We begin this issue with the third installment of our series, “Commemorating the 250th Anniversary of the American Revolution” (see Part 1, “Considering the Revolution: Indigenous Histories and Memory in Alaska, Hawai‘i, and the Indigenous Plateau” and “Decolonizing Museums, Memorials, and Monuments” in the November 2021 issue, and Part 2, Jean-Pierre Morin’s “Considering the Revolution: The Identities Created by the American Revolutionary War,” in the February 2023 issue). The articles build upon on the public plenaries of the annual meeting of the National Council on Public History (NCPH), co-hosted by the National Park Service (NPS) and NCPH. These conversations will, as Morin writes, “contribute to larger discussions during NPS’s commemorations of the American Revolution’s 250th anniversary about its changing interpretation and its continuing relevance to the American people.”
The current installment, “The Rhetoric of Freedom: Remembering Slavery during the Semiquincentennial of the American Revolution” by Sylvea Hollis, in her words, “focuses on the rhetoric of freedom during the age of the American Revolution. It examines the question of how to commemorate war and independence while simultaneously remembering the pervasiveness of chattel slavery.” Hollis, associate professor of African and African American History at Montgomery College, convened four historians, two who work in universities, and two who work in historic sites, to discuss the centrality of slavery in what would become the United States in the Revolutionary War era and how public historians can effectively interpret the complexity of the interplay between slavery and freedom during and after the war. Hollis argues that the most meaningful public engagement emphasizes process along with product, allowing visitors to understand how historians construct knowledge of the past. She ends by spotlighting the Aiken-Rhett House, an urban plantation mansion in Charleston, South Carolina, as an example of the kind of best practices that she and other panelists hope to see more often.

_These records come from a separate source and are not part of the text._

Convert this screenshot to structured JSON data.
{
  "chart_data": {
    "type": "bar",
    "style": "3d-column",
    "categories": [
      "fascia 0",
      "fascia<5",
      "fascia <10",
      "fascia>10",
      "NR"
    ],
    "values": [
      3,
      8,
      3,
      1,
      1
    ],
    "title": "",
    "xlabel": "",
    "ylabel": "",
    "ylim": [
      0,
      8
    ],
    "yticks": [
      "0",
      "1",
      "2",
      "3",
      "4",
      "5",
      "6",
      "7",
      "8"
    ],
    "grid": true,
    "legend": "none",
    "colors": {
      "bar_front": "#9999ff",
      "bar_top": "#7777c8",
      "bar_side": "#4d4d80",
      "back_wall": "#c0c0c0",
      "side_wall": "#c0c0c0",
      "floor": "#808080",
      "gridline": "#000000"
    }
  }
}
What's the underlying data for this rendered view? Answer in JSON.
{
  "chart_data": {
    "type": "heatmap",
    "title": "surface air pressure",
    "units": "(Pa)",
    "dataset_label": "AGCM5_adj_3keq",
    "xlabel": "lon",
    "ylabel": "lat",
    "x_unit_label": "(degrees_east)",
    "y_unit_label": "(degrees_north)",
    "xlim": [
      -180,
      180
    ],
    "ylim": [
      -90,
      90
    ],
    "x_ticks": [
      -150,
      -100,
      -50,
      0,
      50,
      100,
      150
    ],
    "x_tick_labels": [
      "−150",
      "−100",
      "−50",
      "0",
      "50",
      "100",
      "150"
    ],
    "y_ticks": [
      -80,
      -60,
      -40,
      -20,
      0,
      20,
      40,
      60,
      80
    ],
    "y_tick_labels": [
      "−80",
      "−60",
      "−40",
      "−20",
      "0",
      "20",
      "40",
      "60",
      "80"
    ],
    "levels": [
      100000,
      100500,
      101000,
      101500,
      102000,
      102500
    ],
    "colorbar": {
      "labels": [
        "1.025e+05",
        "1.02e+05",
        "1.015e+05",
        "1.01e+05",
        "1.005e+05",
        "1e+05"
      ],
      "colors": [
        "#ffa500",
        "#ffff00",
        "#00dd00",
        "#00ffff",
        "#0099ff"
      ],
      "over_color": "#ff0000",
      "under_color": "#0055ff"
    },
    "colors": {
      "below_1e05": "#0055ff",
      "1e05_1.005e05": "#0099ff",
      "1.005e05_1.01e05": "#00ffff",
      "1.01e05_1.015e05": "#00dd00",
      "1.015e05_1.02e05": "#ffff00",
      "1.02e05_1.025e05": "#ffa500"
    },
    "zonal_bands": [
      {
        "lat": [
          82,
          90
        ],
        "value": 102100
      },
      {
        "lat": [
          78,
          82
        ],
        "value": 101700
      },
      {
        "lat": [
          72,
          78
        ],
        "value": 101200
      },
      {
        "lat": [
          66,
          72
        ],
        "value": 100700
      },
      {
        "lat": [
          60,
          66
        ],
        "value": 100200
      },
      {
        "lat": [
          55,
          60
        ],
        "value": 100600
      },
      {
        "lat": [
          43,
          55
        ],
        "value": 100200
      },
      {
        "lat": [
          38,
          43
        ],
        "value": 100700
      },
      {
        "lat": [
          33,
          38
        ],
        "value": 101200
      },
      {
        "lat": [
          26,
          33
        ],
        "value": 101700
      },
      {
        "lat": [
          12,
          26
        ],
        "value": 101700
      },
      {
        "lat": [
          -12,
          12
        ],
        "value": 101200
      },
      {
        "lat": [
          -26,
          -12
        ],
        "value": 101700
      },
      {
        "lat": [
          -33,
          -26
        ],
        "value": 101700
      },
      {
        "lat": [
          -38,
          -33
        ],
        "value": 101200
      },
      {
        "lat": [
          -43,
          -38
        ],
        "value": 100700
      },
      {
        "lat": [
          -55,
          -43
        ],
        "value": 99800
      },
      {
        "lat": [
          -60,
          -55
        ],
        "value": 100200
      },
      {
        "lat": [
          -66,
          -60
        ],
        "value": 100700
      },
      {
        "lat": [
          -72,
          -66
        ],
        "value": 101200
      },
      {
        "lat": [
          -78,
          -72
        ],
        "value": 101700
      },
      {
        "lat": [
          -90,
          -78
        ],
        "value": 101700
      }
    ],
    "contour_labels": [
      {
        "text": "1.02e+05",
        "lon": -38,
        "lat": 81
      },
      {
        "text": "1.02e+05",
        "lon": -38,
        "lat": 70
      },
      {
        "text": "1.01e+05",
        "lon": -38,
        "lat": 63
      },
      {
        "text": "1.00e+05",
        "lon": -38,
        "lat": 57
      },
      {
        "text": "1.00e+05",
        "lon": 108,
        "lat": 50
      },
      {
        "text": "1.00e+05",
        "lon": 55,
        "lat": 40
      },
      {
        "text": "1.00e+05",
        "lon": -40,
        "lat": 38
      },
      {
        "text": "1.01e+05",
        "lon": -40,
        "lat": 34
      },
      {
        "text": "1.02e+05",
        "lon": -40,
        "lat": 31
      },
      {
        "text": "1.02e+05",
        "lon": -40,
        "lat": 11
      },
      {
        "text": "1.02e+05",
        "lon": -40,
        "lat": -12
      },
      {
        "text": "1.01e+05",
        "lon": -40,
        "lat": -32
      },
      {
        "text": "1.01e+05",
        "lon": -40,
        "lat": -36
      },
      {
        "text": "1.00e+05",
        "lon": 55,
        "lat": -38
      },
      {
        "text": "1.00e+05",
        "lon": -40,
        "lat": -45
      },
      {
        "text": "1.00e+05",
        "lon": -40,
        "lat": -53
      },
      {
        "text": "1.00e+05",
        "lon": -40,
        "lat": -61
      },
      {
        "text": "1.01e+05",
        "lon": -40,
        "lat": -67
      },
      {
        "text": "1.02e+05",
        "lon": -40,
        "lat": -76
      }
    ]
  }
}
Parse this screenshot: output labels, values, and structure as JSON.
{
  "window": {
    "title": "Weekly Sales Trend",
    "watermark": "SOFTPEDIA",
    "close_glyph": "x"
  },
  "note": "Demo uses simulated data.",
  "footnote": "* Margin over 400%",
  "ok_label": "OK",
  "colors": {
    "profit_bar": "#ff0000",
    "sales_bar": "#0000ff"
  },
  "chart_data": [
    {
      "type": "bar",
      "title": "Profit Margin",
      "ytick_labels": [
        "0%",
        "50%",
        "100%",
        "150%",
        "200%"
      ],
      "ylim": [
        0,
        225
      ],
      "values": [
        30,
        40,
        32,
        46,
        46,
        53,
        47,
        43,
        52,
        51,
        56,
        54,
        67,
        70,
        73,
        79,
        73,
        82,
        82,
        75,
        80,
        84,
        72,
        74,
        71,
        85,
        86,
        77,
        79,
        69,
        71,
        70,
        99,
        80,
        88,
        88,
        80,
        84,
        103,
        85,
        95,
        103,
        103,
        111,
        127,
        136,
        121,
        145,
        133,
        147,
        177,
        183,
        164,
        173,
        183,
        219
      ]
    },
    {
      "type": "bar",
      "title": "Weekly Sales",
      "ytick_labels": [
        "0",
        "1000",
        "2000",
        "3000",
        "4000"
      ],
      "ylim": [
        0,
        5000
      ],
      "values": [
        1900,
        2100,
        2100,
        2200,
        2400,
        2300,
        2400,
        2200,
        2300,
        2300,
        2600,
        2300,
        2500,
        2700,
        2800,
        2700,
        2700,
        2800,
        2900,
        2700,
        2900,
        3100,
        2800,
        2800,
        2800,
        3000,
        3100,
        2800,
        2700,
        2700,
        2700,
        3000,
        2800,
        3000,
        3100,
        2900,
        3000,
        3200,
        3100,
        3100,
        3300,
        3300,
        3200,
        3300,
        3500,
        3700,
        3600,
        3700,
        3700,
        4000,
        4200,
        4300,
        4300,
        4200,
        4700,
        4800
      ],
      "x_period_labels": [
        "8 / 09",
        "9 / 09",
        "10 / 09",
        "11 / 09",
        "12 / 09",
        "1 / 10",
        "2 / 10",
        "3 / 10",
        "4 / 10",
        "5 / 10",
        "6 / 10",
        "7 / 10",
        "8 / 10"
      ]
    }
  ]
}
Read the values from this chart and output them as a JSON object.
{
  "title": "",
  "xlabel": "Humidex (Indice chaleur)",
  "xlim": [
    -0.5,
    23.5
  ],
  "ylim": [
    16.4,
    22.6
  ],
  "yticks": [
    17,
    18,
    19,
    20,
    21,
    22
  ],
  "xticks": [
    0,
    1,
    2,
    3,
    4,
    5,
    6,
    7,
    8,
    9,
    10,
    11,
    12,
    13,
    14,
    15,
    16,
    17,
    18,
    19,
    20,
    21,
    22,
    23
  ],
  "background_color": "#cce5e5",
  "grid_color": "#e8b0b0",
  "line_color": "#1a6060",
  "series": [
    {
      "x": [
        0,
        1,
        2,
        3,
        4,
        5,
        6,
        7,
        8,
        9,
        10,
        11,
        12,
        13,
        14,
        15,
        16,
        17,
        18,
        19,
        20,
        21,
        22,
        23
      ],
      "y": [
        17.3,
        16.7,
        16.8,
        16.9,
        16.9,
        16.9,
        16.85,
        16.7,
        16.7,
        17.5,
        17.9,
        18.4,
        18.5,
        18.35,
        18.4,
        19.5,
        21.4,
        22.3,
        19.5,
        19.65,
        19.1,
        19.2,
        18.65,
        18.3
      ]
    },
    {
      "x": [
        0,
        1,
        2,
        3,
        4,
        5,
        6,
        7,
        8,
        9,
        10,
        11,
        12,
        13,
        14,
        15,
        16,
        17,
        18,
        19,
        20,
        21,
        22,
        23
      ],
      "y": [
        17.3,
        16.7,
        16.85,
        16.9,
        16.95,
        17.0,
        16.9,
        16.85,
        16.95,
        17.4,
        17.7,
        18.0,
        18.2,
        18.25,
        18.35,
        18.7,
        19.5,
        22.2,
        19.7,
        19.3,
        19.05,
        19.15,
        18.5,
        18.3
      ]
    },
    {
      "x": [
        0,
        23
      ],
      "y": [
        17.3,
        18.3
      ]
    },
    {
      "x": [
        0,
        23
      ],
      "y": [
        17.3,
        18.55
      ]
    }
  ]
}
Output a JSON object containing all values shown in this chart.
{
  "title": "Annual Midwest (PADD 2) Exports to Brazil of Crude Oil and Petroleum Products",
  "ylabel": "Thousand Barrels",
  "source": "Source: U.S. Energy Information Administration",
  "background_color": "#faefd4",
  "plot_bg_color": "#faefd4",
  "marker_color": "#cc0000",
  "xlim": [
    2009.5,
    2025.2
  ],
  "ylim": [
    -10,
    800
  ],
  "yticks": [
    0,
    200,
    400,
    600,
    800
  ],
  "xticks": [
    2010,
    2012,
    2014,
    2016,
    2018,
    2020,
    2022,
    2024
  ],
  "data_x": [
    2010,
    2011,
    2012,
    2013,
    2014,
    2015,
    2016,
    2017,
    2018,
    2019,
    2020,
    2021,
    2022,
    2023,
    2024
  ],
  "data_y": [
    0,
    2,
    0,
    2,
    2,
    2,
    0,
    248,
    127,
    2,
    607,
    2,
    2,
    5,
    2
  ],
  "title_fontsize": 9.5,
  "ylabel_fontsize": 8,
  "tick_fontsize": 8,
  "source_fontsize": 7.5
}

In the next piece, “Commemorating in Place: Reflections on the Meaning and Experience of Holocaust Tourism,” Joanna Auerbach grounds a very personal experience of traveling to Holocaust sites in Germany and Poland in theoretical frameworks of memory, landscape, and tourism. By forefronting the personal, the experiential, and the physical, Auerbach pushes back against the paradigm of “dark tourism” to argue that being present in spaces of violence allowed her, as a descendant of camp survivors, a process of “contemplation and commemoration.” Yet strikingly, she finds evidence of the Holocaust, especially in Poland, most tangibly in absence—the “Jewish nonpresence” evident in Polish cities. We intend to publish more personal, reflective essays in the future.
As public historians continue to push boundaries of historical scholarship and dissemination, the issue includes two articles exploring the possibilities of new media. The first, Benjamin Jenkins’s “Recasting Uncle Billy: r/ShermanPosting, Digital History, and the Meaning of the American Civil War in the Twenty-First Century,” demonstrates the specific ways in which users of Reddit enagage with Civil War history and contemporary life as a way of engaging the public with history. Focusing on the subreddit r/ShermanPosting, Jenkins argues that users “recast” or reimagine United States General William Tecumseh Sherman as a “a champion of American diversity in the twenty-first century and a staunch opponent of the divisive political rhetoric that has taken hold among radical right-wing groups.” Recognizing that the historical Sherman had a more complex legacy than this implies, Jenkins nonetheless maintains that by posting about, arguing about, and discussing Sherman, the Civil War, and the Lost Cause, redditors engage in complex conversations to draw meaning from the past.
Next, one of the issue’s two Reports from the Field discusses the possibilities of video games and public history. Darren Reid, in “Video Game Development as Public History: Practical Reflections on Making a Video Game for Historical Public Engagement” provides historians practical advice of how to develop historically sophisticated video games. Drawing on work he did in creating a video game, Ab Uno Sanguine, based on his dissertation research, Reid argues that even with no experience and no budget, “historians can combine the wealth of available scholarship on game design with modern indie game development tools to harness the video game medium as a method of public history.” His practical, step-by-step advice should inspire many readers.
We conclude with a second Report from the Field by Idaho State Historian HannaLore Hein, “Informing Policy and Responding to Crisis: The Making of ‘Idaho’s Response to the 1918 Influenza Pandemic—ISHS Briefing Paper No. 1.’” Hein wrote the briefing paper, which won the National Council for Public History’s Michael C. Robinson Award for excellence in consulting in 2020, in response to Idaho Governor Brad Little’s request for information on the state’s response to the flu pandemic of 1918 to help create his state’s response to COVID-19. The Report examines “what can happen when historical context can be developed quickly enough to inform public policy decisions in response to a crisis.” We include the briefing paper as well, for reference for readers of the report and as a piece of exemplary grey literature.
Finally, we thank our departing editorial board members, Rebecca Bush, Patrick Grossi, Lynn Kronzek, Gregory Martin, Kyle T. Mays, and Harvee White. Please join me in welcoming new members Michelle Magalong, Angela Sirna, and Stephen Vider.